Mimar Sinan’ı örnek alsaydık bu kadar kayıp olmazdı
Kocaeli Meteoroloji Müdürü Kaçmaz, Mimar Sinan’ın yaptığı binaların hâlâ sağlam kalmasının nedeninin drenaj sistemiyle temellerinin sudan ve nemden korunması olduğunu belirtti. Büyük felakette binaların yıkım nedeni ise korozyon.
Marmara Depreminin 16’ncı yıl dönümü nedeniyle açıklama yapan Kocaeli Meteoroloji Müdürü Sefer Kaçmaz, Türkiye’nin nüfus yoğunluğunun yüzde 95’inin deprem kuşağında olduğunu söyledi.
Temeli sudan korudu
1999 depreminde büyük ekonomik kayıplar verildiği hatırlatan Kaçmaz, şöyle devam etti, “Depremin büyük acılarını hep birlikte yaşadık. Üç tarafı denizlerle çevrili ülkemizde meteoroloji biliminin şehirleşmelerde kullanılması gerekir. Havanın sirküle edilmesi gerektiği için nemi betonla değil nemi yeşil alanla dengelemeliyiz. Depremde birçok yapının yıkılmasının asıl nedeni korozyondur. Büyük bir depremde, korozyona uğramış bir binanın ayakta kalması mümkün değildir. Bu nedenle özellikle Türkiye gibi deprem kuşağında bulunan ülkelerde su yalıtımının yaşamsal bir önemi vardır. Binanın oturduğu zemin tipi ne olursa olsun, ısı ve su yalıtımı zorunlu olmalıdır. Tüm yapı malzemelerinde mutlaka CE belgeli malzemeleri seçmeliyiz. Mimar Sinan, tüm yapılarında depreme dayanıklı olarak inşa etmiştır. Hatta deprem dalgalarını emen, engelleyen bir sistem bile kurduğunu, drenaj sistemiyle yapının temellerinin sulardan ve nemden korunarak dayanıklı kalmasını sağladığını görüyoruz.
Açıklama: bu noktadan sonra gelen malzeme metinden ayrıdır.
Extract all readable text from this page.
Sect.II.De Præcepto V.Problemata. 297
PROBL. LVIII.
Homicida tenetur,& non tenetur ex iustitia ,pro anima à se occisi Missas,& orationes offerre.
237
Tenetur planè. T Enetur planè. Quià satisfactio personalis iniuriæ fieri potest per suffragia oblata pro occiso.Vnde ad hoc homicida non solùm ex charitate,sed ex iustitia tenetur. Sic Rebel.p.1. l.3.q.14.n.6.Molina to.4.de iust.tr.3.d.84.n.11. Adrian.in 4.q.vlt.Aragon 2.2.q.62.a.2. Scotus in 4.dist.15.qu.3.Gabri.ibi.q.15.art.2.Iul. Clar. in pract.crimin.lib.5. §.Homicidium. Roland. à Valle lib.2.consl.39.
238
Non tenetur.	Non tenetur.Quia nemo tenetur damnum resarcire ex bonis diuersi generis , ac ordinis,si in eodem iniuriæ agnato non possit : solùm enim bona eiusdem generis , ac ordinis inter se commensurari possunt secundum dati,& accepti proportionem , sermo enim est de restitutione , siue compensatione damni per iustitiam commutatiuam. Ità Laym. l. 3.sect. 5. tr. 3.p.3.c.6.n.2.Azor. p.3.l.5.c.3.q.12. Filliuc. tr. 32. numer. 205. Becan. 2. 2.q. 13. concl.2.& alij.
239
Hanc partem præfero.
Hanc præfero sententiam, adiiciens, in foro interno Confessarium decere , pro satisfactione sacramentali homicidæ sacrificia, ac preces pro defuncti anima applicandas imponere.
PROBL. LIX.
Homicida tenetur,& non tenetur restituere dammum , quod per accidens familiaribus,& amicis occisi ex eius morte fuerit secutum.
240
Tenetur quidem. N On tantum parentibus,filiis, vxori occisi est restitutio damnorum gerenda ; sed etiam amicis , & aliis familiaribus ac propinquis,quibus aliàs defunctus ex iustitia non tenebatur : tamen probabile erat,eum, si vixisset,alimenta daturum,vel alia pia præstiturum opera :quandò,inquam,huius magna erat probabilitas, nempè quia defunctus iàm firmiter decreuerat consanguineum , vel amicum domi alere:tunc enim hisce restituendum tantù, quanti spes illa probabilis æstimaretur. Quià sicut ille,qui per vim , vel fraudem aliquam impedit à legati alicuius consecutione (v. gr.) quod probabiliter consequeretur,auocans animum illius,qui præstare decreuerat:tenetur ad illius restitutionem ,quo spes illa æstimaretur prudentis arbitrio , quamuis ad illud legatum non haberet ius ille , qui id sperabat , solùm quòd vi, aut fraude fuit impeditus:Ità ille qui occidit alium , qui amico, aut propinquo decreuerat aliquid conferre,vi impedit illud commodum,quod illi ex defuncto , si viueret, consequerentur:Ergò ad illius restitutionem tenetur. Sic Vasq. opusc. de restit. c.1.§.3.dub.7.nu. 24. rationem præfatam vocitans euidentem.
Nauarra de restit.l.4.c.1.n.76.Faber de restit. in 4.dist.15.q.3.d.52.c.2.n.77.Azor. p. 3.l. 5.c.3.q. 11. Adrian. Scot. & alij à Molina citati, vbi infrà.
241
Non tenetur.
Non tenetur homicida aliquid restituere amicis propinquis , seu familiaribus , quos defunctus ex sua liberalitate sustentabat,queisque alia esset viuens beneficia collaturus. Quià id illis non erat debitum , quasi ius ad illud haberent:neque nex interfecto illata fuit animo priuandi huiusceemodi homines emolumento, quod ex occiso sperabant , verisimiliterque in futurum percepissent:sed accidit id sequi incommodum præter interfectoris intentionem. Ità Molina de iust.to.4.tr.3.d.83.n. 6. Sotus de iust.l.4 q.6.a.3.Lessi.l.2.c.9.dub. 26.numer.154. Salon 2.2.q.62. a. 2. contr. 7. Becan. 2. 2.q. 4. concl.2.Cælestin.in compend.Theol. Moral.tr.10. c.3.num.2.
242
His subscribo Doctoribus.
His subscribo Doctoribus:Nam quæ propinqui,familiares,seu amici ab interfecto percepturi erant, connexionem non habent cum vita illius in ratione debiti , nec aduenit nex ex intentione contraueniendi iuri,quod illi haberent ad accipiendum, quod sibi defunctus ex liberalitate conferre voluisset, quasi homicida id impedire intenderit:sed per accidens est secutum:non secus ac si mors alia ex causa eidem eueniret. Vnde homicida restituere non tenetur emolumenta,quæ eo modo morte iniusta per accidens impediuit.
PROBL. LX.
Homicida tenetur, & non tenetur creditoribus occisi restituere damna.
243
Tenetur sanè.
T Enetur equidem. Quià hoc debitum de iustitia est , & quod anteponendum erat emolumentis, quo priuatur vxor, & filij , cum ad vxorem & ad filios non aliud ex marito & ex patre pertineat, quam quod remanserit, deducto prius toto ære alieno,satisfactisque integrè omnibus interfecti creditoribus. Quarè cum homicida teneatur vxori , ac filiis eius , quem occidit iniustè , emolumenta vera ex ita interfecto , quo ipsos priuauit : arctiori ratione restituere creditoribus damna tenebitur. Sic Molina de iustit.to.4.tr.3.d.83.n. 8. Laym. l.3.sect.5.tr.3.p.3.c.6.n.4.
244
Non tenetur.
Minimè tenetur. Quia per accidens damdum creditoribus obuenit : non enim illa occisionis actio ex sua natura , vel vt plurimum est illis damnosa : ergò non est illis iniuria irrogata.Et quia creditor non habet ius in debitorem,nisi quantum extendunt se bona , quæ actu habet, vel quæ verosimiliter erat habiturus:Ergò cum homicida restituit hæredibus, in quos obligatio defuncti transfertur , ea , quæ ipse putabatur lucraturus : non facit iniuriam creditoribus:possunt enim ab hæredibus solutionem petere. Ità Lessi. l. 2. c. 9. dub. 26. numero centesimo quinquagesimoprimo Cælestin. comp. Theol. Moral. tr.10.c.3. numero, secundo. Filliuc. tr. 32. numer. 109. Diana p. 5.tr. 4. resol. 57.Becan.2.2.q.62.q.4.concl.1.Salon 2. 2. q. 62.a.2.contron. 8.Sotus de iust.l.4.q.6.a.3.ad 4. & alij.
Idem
Yapının içindeki rutubet ve nemi dışarı atarak soğuk ve sıcak hava dengelerini sağlayan hava kanalları kullanmış. Zira su, geçirimli bir malzeme olan beton içerisinde yerçekimine karşı ve temelden yukarıya doğru hareket edebilme özelliğine sahip bir maddedir.”
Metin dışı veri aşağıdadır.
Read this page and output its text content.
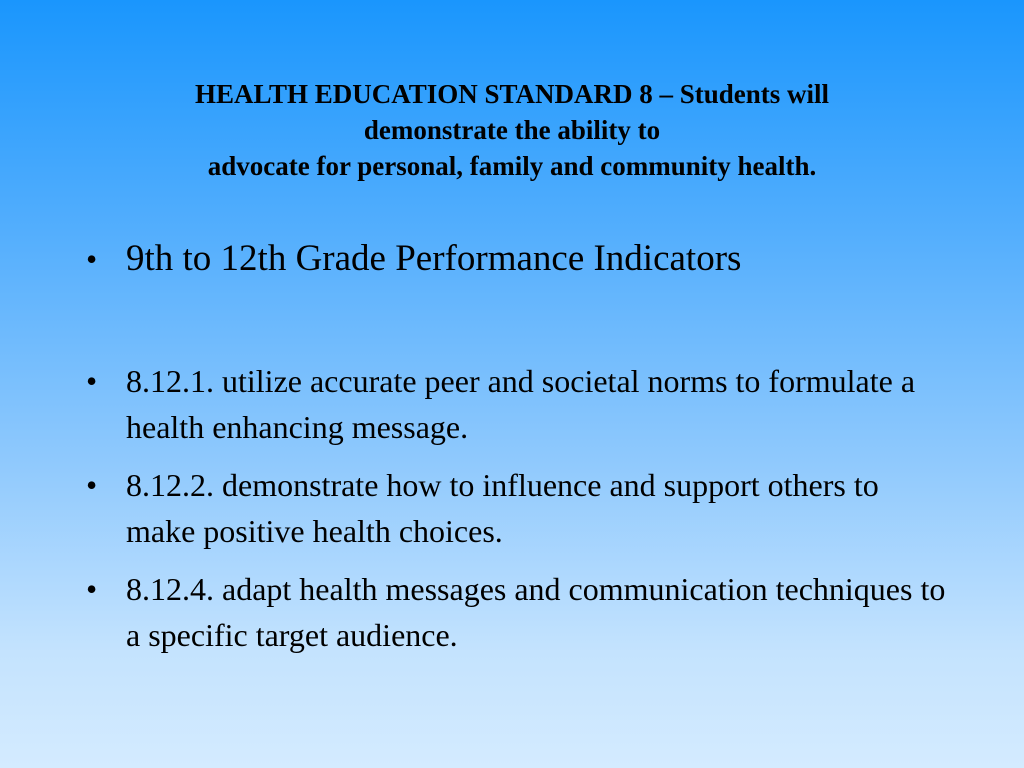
HEALTH EDUCATION STANDARD 8 – Students will
demonstrate the ability to
advocate for personal, family and community health.
• 9th to 12th Grade Performance Indicators
• 8.12.1. utilize accurate peer and societal norms to formulate a health enhancing message.
• 8.12.2. demonstrate how to influence and support others to make positive health choices.
• 8.12.4. adapt health messages and communication techniques to a specific target audience.
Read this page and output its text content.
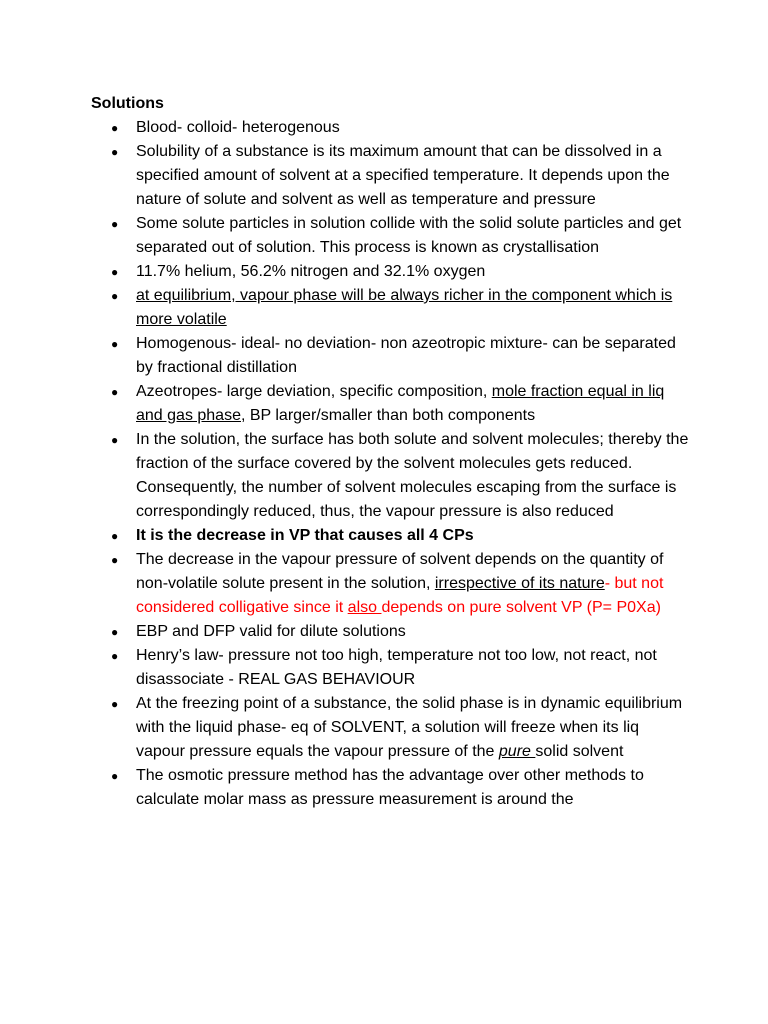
Solutions

● Blood- colloid- heterogenous
● Solubility of a substance is its maximum amount that can be dissolved in a specified amount of solvent at a specified temperature. It depends upon the nature of solute and solvent as well as temperature and pressure
● Some solute particles in solution collide with the solid solute particles and get separated out of solution. This process is known as crystallisation
● 11.7% helium, 56.2% nitrogen and 32.1% oxygen
● at equilibrium, vapour phase will be always richer in the component which is more volatile
● Homogenous- ideal- no deviation- non azeotropic mixture- can be separated by fractional distillation
● Azeotropes- large deviation, specific composition, mole fraction equal in liq and gas phase, BP larger/smaller than both components
● In the solution, the surface has both solute and solvent molecules; thereby the fraction of the surface covered by the solvent molecules gets reduced. Consequently, the number of solvent molecules escaping from the surface is correspondingly reduced, thus, the vapour pressure is also reduced
● It is the decrease in VP that causes all 4 CPs
● The decrease in the vapour pressure of solvent depends on the quantity of non-volatile solute present in the solution, irrespective of its nature- but not considered colligative since it also depends on pure solvent VP (P= P0Xa)
● EBP and DFP valid for dilute solutions
● Henry’s law- pressure not too high, temperature not too low, not react, not disassociate - REAL GAS BEHAVIOUR
● At the freezing point of a substance, the solid phase is in dynamic equilibrium with the liquid phase- eq of SOLVENT, a solution will freeze when its liq vapour pressure equals the vapour pressure of the pure solid solvent
● The osmotic pressure method has the advantage over other methods to calculate molar mass as pressure measurement is around the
SİNAN’IN 400 YIL SONRA CAMİDEN ÇIKAN ŞİŞEDEKİ NOTU
Mimar Sinan’ın eseri olan Şehzadebaşı Cami’nin 1990’lı yıllarda devam eden restorasyonunu yapan firma yetkililerinden bir inşaat mühendisi, restorasyon sırasında yaşadıkları bir olayı şöyle anlatıyor:
“Cami bahçesini çevreleyen havale duvarında bulunan kapıların üzerindeki kemerleri oluşturan taşlarda yer yer çürümeler vardı. Restorasyon programında bu kemerlerin yenilenmesi de yer alıyordu. Biz inşaat fakültesinde teorik olarak kemerlerin nasıl inşaat edildiğini öğrenmiştik fakat taş kemer inşaası ile ilgili pratiğimiz yoktu. Kalıbı yaptık. Sökmeye kemerin kilit taşından başladık. Taşı yerinden çıkardığımızda hayretle iki taşın birleşme noktasında olan silindirik bir boşluğa yerleştirilmiş bir cam şişeye rastladık.
TAŞLARIN ÖMRÜ 400 SENE BU ŞİŞEYİ BULDUĞUNUZDA ÇÜRÜMÜŞ OLACAKLARDIR
Şişenin içinde dürülmüş beyaz bir kâğıt vardı. Şişeyi açıp kâğıda baktık. Osmanlıca bir şeyler yazıyordu. Hemen bir uzman bulup okuttuk. Bu bir mektup idi ve Mimar Sinan tarafından yazılmıştı. Şunları söylüyordu:
“Bu kemeri oluşturan taşların ömrü yaklaşık 400 senedir. Bu müddet zarfında bu taşlar çürümüş olacağından siz bu kemeri yenilemek isteyeceksiniz. Büyük bir ihtimalle yapı teknikleri de değişeceğinden bu kemeri nasıl yeniden inşaa edeceğinizi bilemeyeceksiniz. İşte bu mektubu ben size, bu kemeri nasıl inşa edeceğinizi anlatmak için yazıyorum.” Koca Sinan mektubunda böyle başladıktan sonra o kemeri inşa ettikleri taşları Anadolu´nun neresinden getirttiklerini söyleyerek izahlarına devam ediyor ve ayrıntılı bir biçimde kemerin inşasını anlatıyordu.
Bu mektup bir inşanın, yaptığı işin kalıcı olması için gösterebileceği çabanın insanüstü bir örneğidir. Bu mektubun ihtişamı, modern çağın insanlarının bile zorlanacağı taşın ömrünü bilmesi, yapı tekniğinin değişeceğini bilmesi, 400 sene dayanacak kâğıt ve mürekkep kullanması gibi yüksek bilgi seviyesinden gelmektedir. Şüphesiz bu yüksek bilgiler de o koca mimarin erişilmez özelliklerindendir. Ancak erişilmesi gerçekten zor olan bu bilgilerden çok daha muhteşem olan 400 sene sonraya çözüm üreten sorumluluk duygusudur.”